Technique 3: Jaunter

And so we come to the newest and most advanced technique, the jaunter. While very small ships (AAA-class passenger vehicles) are capable of jaunting without the use of psion-interface, most jaunters require a psion-interface pilot to work properly, since navigating hyperspace is too difficult otherwise. These ships manage to circumvent the conflict that slippers face - trading safety for speed - by navigating around realspace obstacles, changing the warp of realspace moment-to-moment. In other words, it's constantly changing the fold of the fabric, so that the hyperanchor doesn't collide with any obstacles and it can still create a very fast path.

The downside to a jaunter, other than it being difficult to pilot, is that a slipper with no hyperanchor is still faster when traveling in a straight line. For this reason, slippers are still used, albeit in ringways that allow them to travel in straight lines without obstacles. Despite this, the jaunter is still the most common type of ship in the Andro-Milky galactic group.
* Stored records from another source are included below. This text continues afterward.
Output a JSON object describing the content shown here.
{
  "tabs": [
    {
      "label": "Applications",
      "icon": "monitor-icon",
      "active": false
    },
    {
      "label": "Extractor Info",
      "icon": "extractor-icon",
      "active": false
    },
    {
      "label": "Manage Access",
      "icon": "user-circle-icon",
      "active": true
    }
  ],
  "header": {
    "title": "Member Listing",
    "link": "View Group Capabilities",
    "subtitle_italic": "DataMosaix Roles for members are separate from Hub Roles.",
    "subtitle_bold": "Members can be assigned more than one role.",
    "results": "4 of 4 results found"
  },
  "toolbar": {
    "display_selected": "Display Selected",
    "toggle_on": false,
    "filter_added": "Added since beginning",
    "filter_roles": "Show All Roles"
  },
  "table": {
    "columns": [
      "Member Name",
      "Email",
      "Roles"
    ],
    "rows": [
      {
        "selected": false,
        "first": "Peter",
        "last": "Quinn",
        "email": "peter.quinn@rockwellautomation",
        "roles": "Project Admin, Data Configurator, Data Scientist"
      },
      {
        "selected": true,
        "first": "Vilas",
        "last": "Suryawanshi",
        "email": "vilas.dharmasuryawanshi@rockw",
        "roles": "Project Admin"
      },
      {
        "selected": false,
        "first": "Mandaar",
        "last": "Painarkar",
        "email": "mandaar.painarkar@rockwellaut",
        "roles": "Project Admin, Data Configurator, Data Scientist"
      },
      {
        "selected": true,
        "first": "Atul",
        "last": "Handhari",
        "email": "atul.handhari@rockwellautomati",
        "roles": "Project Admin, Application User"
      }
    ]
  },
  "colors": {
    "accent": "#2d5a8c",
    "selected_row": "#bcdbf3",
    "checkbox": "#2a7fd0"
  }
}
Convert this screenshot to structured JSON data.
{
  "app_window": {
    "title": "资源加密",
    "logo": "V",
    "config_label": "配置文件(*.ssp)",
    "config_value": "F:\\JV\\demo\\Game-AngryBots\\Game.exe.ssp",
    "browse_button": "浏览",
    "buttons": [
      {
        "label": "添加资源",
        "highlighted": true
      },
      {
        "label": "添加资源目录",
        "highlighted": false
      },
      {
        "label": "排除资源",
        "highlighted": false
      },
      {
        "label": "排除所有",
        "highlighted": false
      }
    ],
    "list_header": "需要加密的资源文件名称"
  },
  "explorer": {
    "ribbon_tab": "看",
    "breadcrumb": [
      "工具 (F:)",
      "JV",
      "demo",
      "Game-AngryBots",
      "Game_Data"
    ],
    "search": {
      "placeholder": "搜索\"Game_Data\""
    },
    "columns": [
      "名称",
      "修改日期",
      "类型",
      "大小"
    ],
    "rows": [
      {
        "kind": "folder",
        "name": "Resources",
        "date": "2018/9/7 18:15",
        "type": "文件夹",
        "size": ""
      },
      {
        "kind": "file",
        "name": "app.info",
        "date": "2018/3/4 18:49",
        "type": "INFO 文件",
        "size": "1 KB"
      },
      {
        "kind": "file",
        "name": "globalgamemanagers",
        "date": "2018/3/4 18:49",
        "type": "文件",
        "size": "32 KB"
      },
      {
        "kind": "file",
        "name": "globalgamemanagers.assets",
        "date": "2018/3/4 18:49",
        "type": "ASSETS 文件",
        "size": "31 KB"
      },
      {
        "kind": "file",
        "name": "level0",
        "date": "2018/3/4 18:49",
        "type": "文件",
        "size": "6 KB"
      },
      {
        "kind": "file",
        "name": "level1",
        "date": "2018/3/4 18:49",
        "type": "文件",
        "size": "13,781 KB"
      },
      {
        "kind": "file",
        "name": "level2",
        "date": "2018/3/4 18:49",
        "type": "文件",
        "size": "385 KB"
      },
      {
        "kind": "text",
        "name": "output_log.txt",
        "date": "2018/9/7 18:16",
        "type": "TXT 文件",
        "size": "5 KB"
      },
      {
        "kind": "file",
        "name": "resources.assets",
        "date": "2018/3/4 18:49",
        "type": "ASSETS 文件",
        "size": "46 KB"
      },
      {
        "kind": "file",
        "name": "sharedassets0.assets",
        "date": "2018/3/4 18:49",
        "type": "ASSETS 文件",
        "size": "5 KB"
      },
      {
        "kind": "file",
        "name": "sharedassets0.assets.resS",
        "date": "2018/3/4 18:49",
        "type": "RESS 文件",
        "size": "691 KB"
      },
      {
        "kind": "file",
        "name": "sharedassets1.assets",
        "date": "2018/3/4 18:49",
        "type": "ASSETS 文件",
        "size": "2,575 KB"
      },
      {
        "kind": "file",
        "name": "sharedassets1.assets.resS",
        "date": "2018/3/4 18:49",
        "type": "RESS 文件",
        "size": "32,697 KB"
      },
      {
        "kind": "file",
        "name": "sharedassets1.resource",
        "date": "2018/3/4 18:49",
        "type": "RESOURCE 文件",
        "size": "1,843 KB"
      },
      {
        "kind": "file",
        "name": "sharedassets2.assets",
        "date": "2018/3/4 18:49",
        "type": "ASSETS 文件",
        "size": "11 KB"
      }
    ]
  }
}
Hypothetical Technique: Clicker

A theoretically-possible technique still in development would allow a warp drive to dramatically fold hyperspace while it occupies realspace, then use the hyperspace engine to jump into hyperspace and allow it to unfold itself, carrying the ship incredibly far at the speed of warp. This could make a trip in hours that a jaunter would typically need several weeks for. However, this method seems to consume a tremendous amoutn of energy.